Landline phone, R.I.P.?
This week the chairman of the Federal Communications Commission announced tests of new technology to replace the nation’s copper-wire-based landline phone system.
Copper-wire-based phone systems on are their way out. They are, says, Howard Anderson, a professor at the MIT Sloan School of Management, “D-E-A-D.” His prediction for their future is a grim one (except maybe for copper miners), “the finest copper mine in the world lies under our streets and we are going to be pulling it up and selling it.”
And he’s not the only telecom fortune teller who’s predicting doom. “It’s really already dead-model-walking,” says Scott Cleland, president of Precursor LLC. He says fewer than 30 percent of people in the U.S. still use landlines that run over copper wires, and that number is falling.
Copper landlines and the regulations that go with them are expensive for the phone companies. They want to get rid of them. Internet based replacements are cheaper. “There won’t be people that are capable to fix it,” says Cleland, “and there won’t be the switches to replace if things go bad, it’s just going to die on its own.” His best guess for copper’s last gasp—the end of the decade.

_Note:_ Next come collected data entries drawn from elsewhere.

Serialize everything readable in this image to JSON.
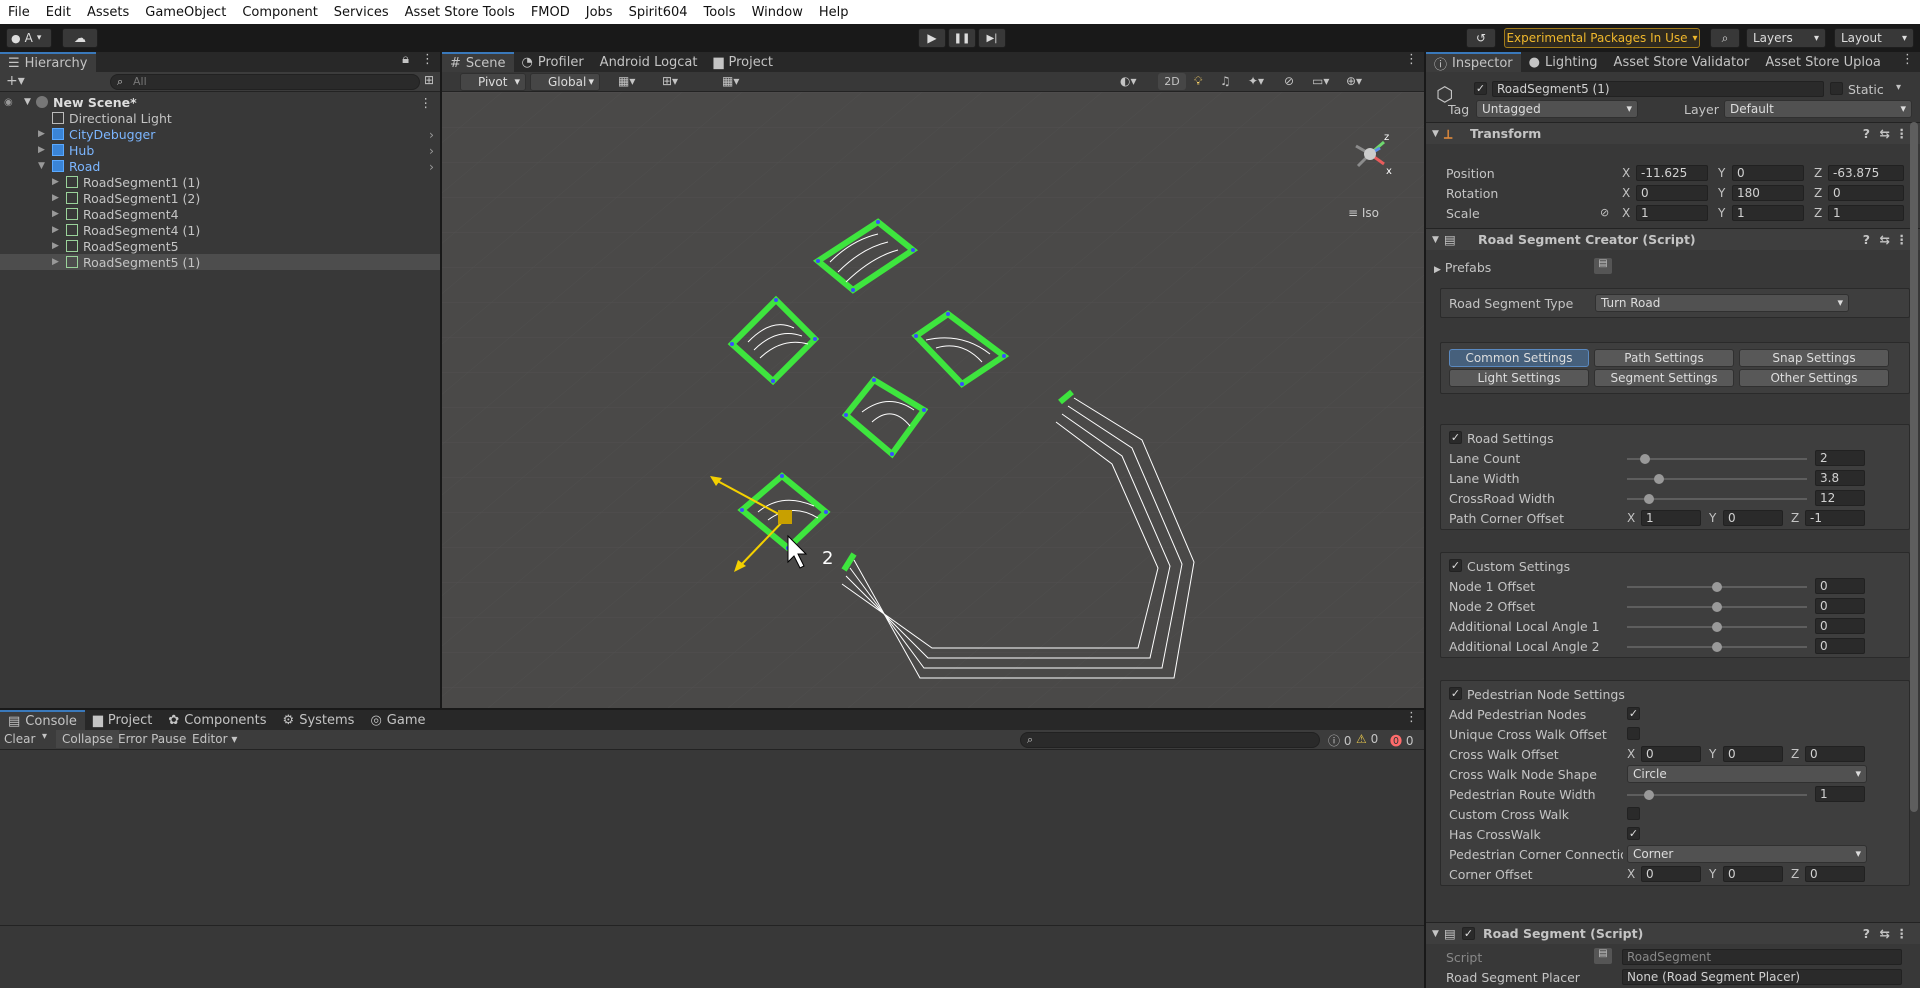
{
  "menu": [
    "File",
    "Edit",
    "Assets",
    "GameObject",
    "Component",
    "Services",
    "Asset Store Tools",
    "FMOD",
    "Jobs",
    "Spirit604",
    "Tools",
    "Window",
    "Help"
  ],
  "toolbar": {
    "account_label": "A",
    "experimental_label": "Experimental Packages In Use",
    "layers_label": "Layers",
    "layout_label": "Layout"
  },
  "hierarchy": {
    "tab": "Hierarchy",
    "search_placeholder": "All",
    "scene": "New Scene*",
    "items": [
      {
        "name": "Directional Light",
        "indent": 1
      },
      {
        "name": "CityDebugger",
        "indent": 1
      },
      {
        "name": "Hub",
        "indent": 1
      },
      {
        "name": "Road",
        "indent": 1
      },
      {
        "name": "RoadSegment1 (1)",
        "indent": 2
      },
      {
        "name": "RoadSegment1 (2)",
        "indent": 2
      },
      {
        "name": "RoadSegment4",
        "indent": 2
      },
      {
        "name": "RoadSegment4 (1)",
        "indent": 2
      },
      {
        "name": "RoadSegment5",
        "indent": 2
      },
      {
        "name": "RoadSegment5 (1)",
        "indent": 2
      }
    ]
  },
  "scene_tabs": [
    "Scene",
    "Profiler",
    "Android Logcat",
    "Project"
  ],
  "scene_toolbar": {
    "pivot": "Pivot",
    "global": "Global",
    "mode_2d": "2D",
    "iso": "Iso",
    "cursor_label": "2"
  },
  "console": {
    "tabs": [
      "Console",
      "Project",
      "Components",
      "Systems",
      "Game"
    ],
    "clear": "Clear",
    "collapse": "Collapse",
    "error_pause": "Error Pause",
    "editor": "Editor",
    "log_count": "0",
    "warn_count": "0",
    "error_count": "0"
  },
  "inspector": {
    "tabs": [
      "Inspector",
      "Lighting",
      "Asset Store Validator",
      "Asset Store Uploa"
    ],
    "object_name": "RoadSegment5 (1)",
    "static_label": "Static",
    "tag_label": "Tag",
    "tag_value": "Untagged",
    "layer_label": "Layer",
    "layer_value": "Default",
    "transform": {
      "title": "Transform",
      "position_label": "Position",
      "position": [
        "-11.625",
        "0",
        "-63.875"
      ],
      "rotation_label": "Rotation",
      "rotation": [
        "0",
        "180",
        "0"
      ],
      "scale_label": "Scale",
      "scale": [
        "1",
        "1",
        "1"
      ]
    },
    "creator": {
      "title": "Road Segment Creator (Script)",
      "prefabs_label": "Prefabs",
      "type_label": "Road Segment Type",
      "type_value": "Turn Road",
      "buttons": [
        "Common Settings",
        "Path Settings",
        "Snap Settings",
        "Light Settings",
        "Segment Settings",
        "Other Settings"
      ],
      "road": {
        "title": "Road Settings",
        "lane_count_label": "Lane Count",
        "lane_count": "2",
        "lane_count_frac": 0.1,
        "lane_width_label": "Lane Width",
        "lane_width": "3.8",
        "lane_width_frac": 0.18,
        "crossroad_width_label": "CrossRoad Width",
        "crossroad_width": "12",
        "crossroad_width_frac": 0.12,
        "path_corner_label": "Path Corner Offset",
        "path_corner": [
          "1",
          "0",
          "-1"
        ]
      },
      "custom": {
        "title": "Custom Settings",
        "node1_label": "Node 1 Offset",
        "node1": "0",
        "node1_frac": 0.5,
        "node2_label": "Node 2 Offset",
        "node2": "0",
        "node2_frac": 0.5,
        "angle1_label": "Additional Local Angle 1",
        "angle1": "0",
        "angle1_frac": 0.5,
        "angle2_label": "Additional Local Angle 2",
        "angle2": "0",
        "angle2_frac": 0.5
      },
      "pedestrian": {
        "title": "Pedestrian Node Settings",
        "add_nodes_label": "Add Pedestrian Nodes",
        "unique_offset_label": "Unique Cross Walk Offset",
        "cw_offset_label": "Cross Walk Offset",
        "cw_offset": [
          "0",
          "0",
          "0"
        ],
        "node_shape_label": "Cross Walk Node Shape",
        "node_shape": "Circle",
        "route_width_label": "Pedestrian Route Width",
        "route_width": "1",
        "route_width_frac": 0.12,
        "custom_cw_label": "Custom Cross Walk",
        "has_cw_label": "Has CrossWalk",
        "corner_conn_label": "Pedestrian Corner Connection",
        "corner_conn": "Corner",
        "corner_offset_label": "Corner Offset",
        "corner_offset": [
          "0",
          "0",
          "0"
        ]
      }
    },
    "segment": {
      "title": "Road Segment (Script)",
      "script_label": "Script",
      "script_value": "RoadSegment",
      "placer_label": "Road Segment Placer",
      "placer_value": "None (Road Segment Placer)"
    }
  }
}
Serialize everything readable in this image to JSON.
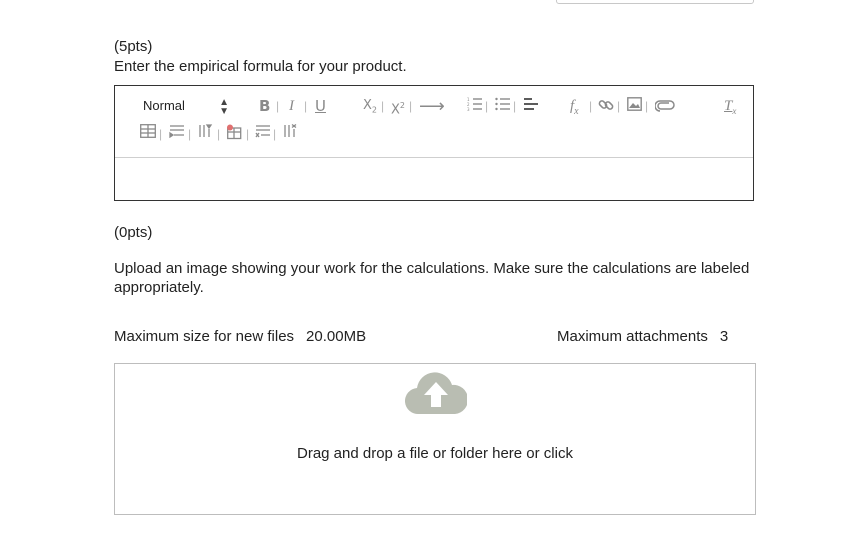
{
  "q1": {
    "points": "(5pts)",
    "prompt": "Enter the empirical formula for your product.",
    "editor": {
      "format_value": "Normal",
      "content": "",
      "toolbar_icons": [
        "bold-icon",
        "italic-icon",
        "underline-icon",
        "subscript-icon",
        "superscript-icon",
        "arrow-right-icon",
        "ordered-list-icon",
        "unordered-list-icon",
        "align-left-icon",
        "formula-icon",
        "link-icon",
        "image-icon",
        "attachment-icon",
        "clear-format-icon",
        "table-icon",
        "table-row-icon",
        "table-column-icon",
        "table-delete-icon",
        "table-row-delete-icon",
        "table-column-delete-icon"
      ]
    }
  },
  "q2": {
    "points": "(0pts)",
    "prompt": "Upload an image showing your work for the calculations. Make sure the calculations are labeled appropriately.",
    "max_size_label": "Maximum size for new files",
    "max_size_value": "20.00MB",
    "max_attach_label": "Maximum attachments",
    "max_attach_value": "3",
    "dropzone_text": "Drag and drop a file or folder here or click"
  },
  "colors": {
    "upload_icon": "#b9bdb2",
    "toolbar_icon": "#8a8a8a",
    "editor_border": "#333333"
  }
}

Now, he says, we’re just waiting on the F.C.C. to write the death certificate and come up with rules for the new system. But, what the F.C.C. includes is going to help answer what—if anything—we might mourn in a post-copper landline world. “For 100 years we have had a social compact with the network,” says Harold Feld, senior vice president ofthe consumer group Public Knowledge. “We have required universal service access and reliability.”
If that social compact goes away, Feld says, there will be a whole lot to miss about the telephone system of the past.